The energy research firm estimates the world’s proven oil reserves—a statistical estimate of oil to be produced from fields and wells already sanctioned for development by oil companies and approved by governments—at 386 billion bbl, approximately only one-quarter of the reported 1,730 billion bbl in the BP statistical review.



Accounting for Discrepancies

When estimating reserves and resources, Rystad applies the classification aligned with SPE’s Petroleum Resources Management System (PRMS). The PRMS was developed to provide consistent and reliable definition, classification, and estimation of hydrocarbon resources. The system is based on input and approval from other industry societies, including the World Petroleum Council, American Association of Petroleum Geologists, Society of Petroleum Evaluation Engineers, Society of Exploration Geophysicists, European Association of Geoscientists and Engineers, and the Society of Petrophysicists and Well Log Analysts.

Rystad says it uses the standard to ensure consistent comparisons across the world for both OPEC and non-OPEC countries and for conventional and unconventional fields. Official reporting from national authorities applies more diverse and less transparent standards, says the firm. For example, some OPEC countries such as Venezuela report official reserves that apparently include undiscovered oil, while others like Brazil and Norway report conservative estimates covering only existing fields.

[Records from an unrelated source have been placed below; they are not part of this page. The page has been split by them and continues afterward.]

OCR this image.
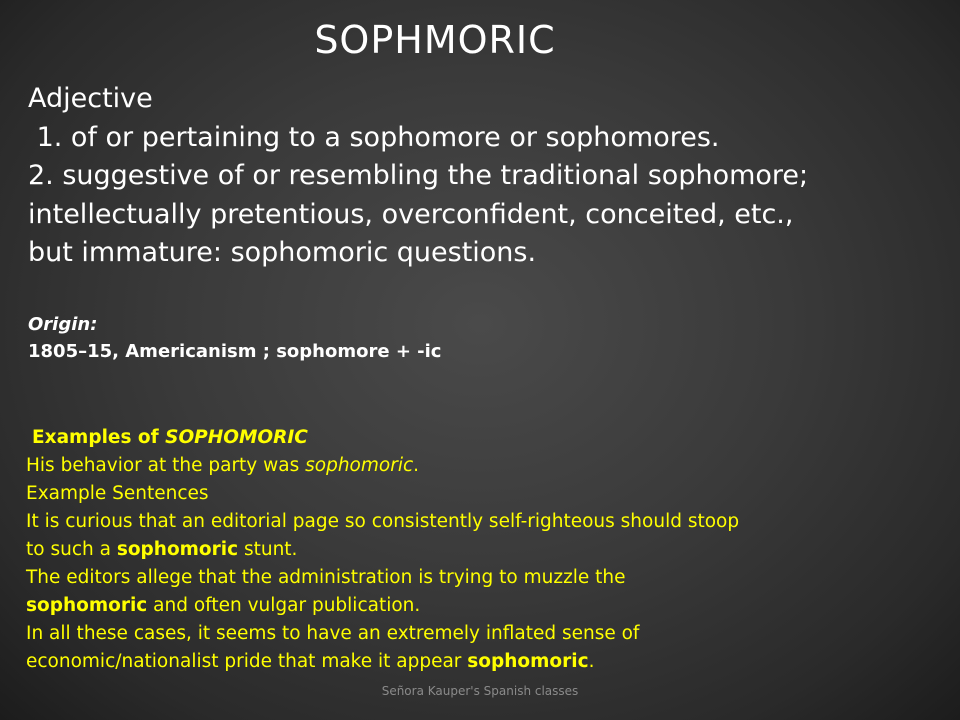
SOPHMORIC
Adjective
1. of or pertaining to a sophomore or sophomores.
2. suggestive of or resembling the traditional sophomore;
intellectually pretentious, overconfident, conceited, etc.,
but immature: sophomoric questions.
Origin:
1805–15, Americanism ; sophomore + -ic
Examples of SOPHOMORIC
His behavior at the party was sophomoric.
Example Sentences
It is curious that an editorial page so consistently self-righteous should stoop
to such a sophomoric stunt.
The editors allege that the administration is trying to muzzle the
sophomoric and often vulgar publication.
In all these cases, it seems to have an extremely inflated sense of
economic/nationalist pride that make it appear sophomoric.
Señora Kauper's Spanish classes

“Official reserves reporting from Saudi Arabia indicates an upward revision of 10%, but we don’t see increases in activity that would justify such a large upgrade, so this revision could be due to changes in reporting methodology. The 20% revision to official US reserves, on the other hand, is due to higher reserves reported by the operators and is based on more stringent rules from the US Securities and Exchange Commission,” said Per Magnus Nysveen, Rystad head of analysis.

Other Report Findings

Rystad reported that while shale and tight resources in the Permian remain largely flat, production has been replaced through improvements in well configuration, largely driven by supermajors increasing their footprint in the Permian Midland Basin and by fine-tuning operations. But the annual report also noted that production has not been fully replaced in some US shale plays such as the Eagle Ford in Texas and Utica in Ohio. “Oil companies have been focusing on core development and cash flows rather than exploration and de-risking non-core assets,” CEO Jarand Rystad said.

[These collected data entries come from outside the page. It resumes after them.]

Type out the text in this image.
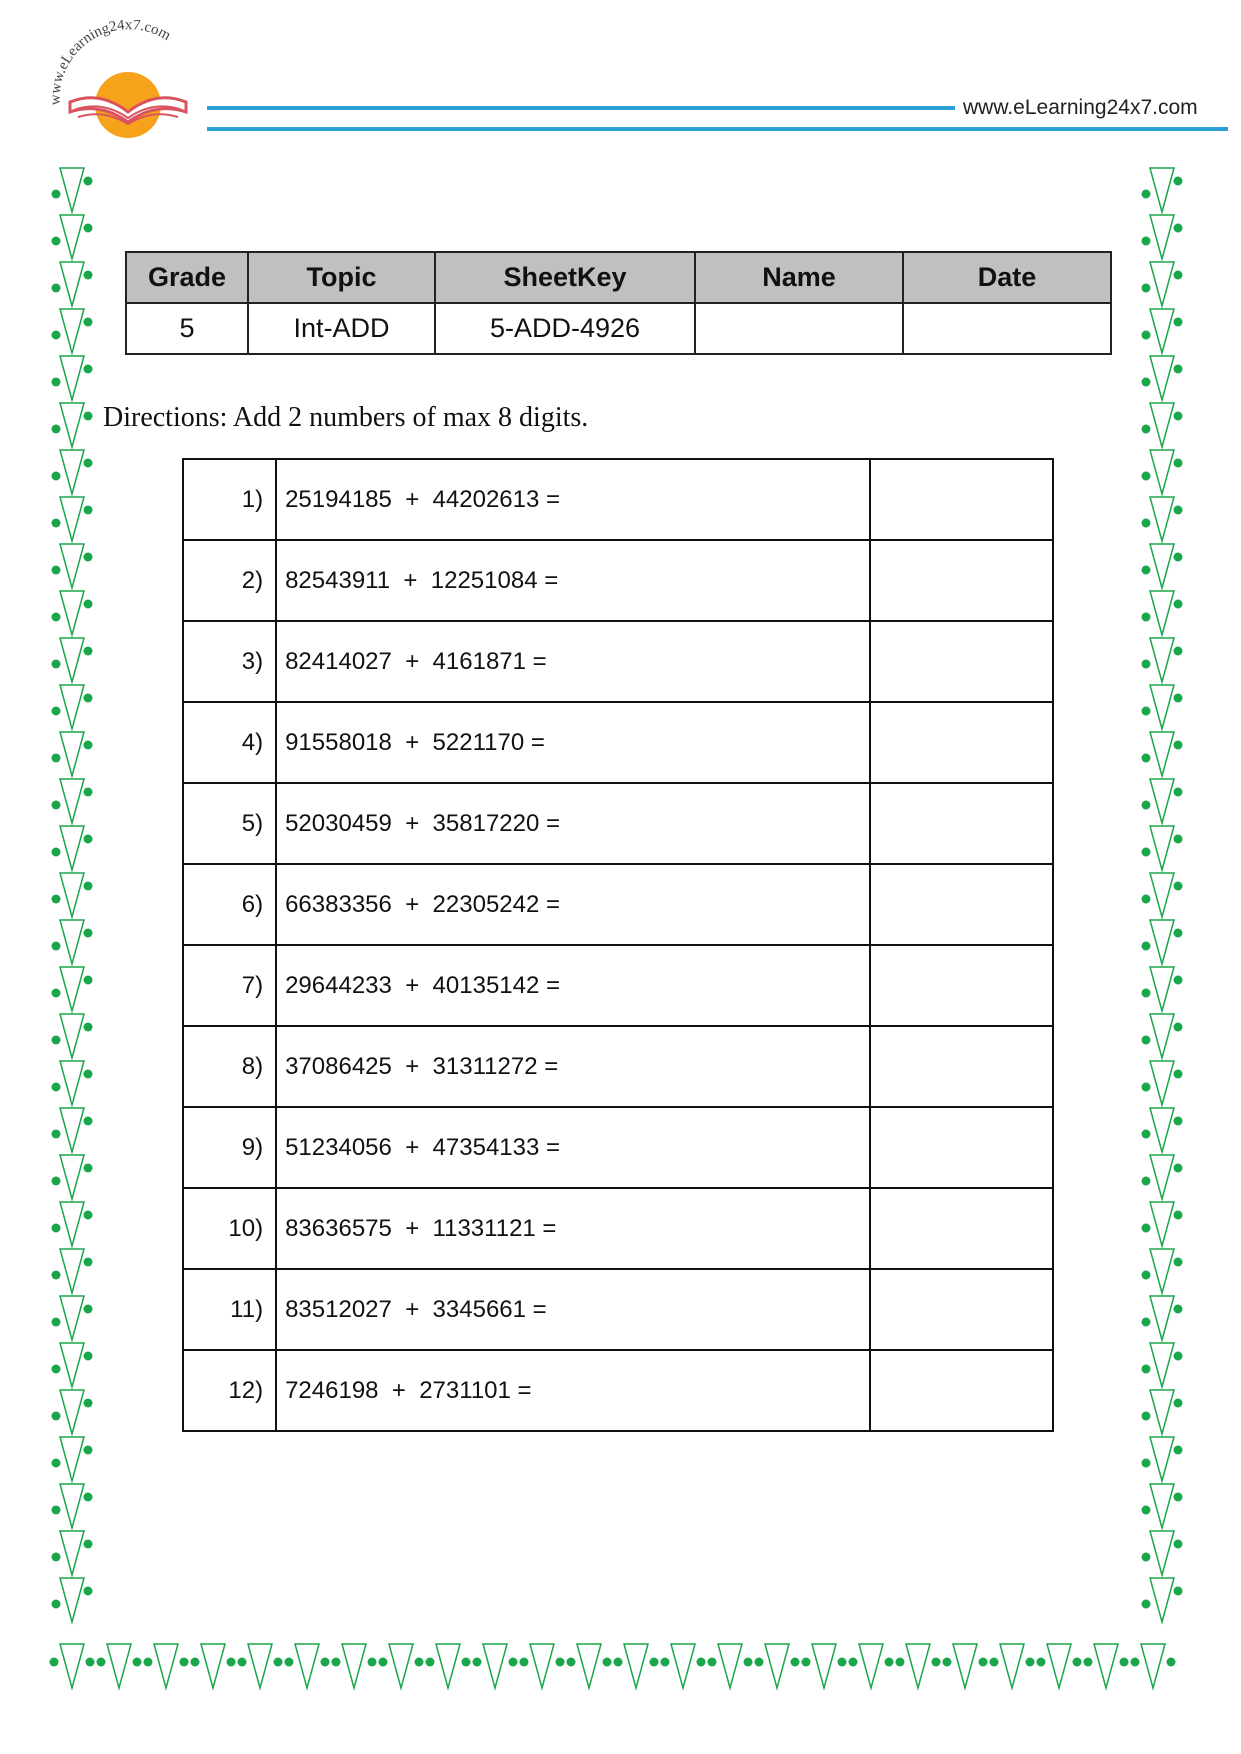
www.eLearning24x7.com
www.eLearning24x7.com
Grade	Topic	SheetKey	Name	Date
5	Int-ADD	5-ADD-4926		
Directions: Add 2 numbers of max 8 digits.
1)	25194185  +  44202613 =	
2)	82543911  +  12251084 =	
3)	82414027  +  4161871 =	
4)	91558018  +  5221170 =	
5)	52030459  +  35817220 =	
6)	66383356  +  22305242 =	
7)	29644233  +  40135142 =	
8)	37086425  +  31311272 =	
9)	51234056  +  47354133 =	
10)	83636575  +  11331121 =	
11)	83512027  +  3345661 =	
12)	7246198  +  2731101 =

Other notable reductions in resources are for non-US shale discoveries. Offshore deepwater exploration, meanwhile, have resulted in a positive replacement ratio, mainly driven by new discoveries in Guyana by ExxonMobil.

The Rystad report confirms that global production of petroleum liquids and biofuels are on track to pass 100 million B/D this year, representing an increase of about 2 million B/D from 2018. Global production of natural gas liquids (NGLs) has passed 10 million B/D, while an additional 5 million bbl comes from refinery gains and biofuels.

“About 5 million bbl per day of global oil production capacity is currently idled for several reasons—less infill drilling offshore, sanctions on Iran, continued instability in Libya, economic collapse in Venezuela, pillage and sabotage in Nigeria, and voluntary cuts by OPEC and its allies,” said Paola Rodriguez-Masieu, Rystad oil market analyst.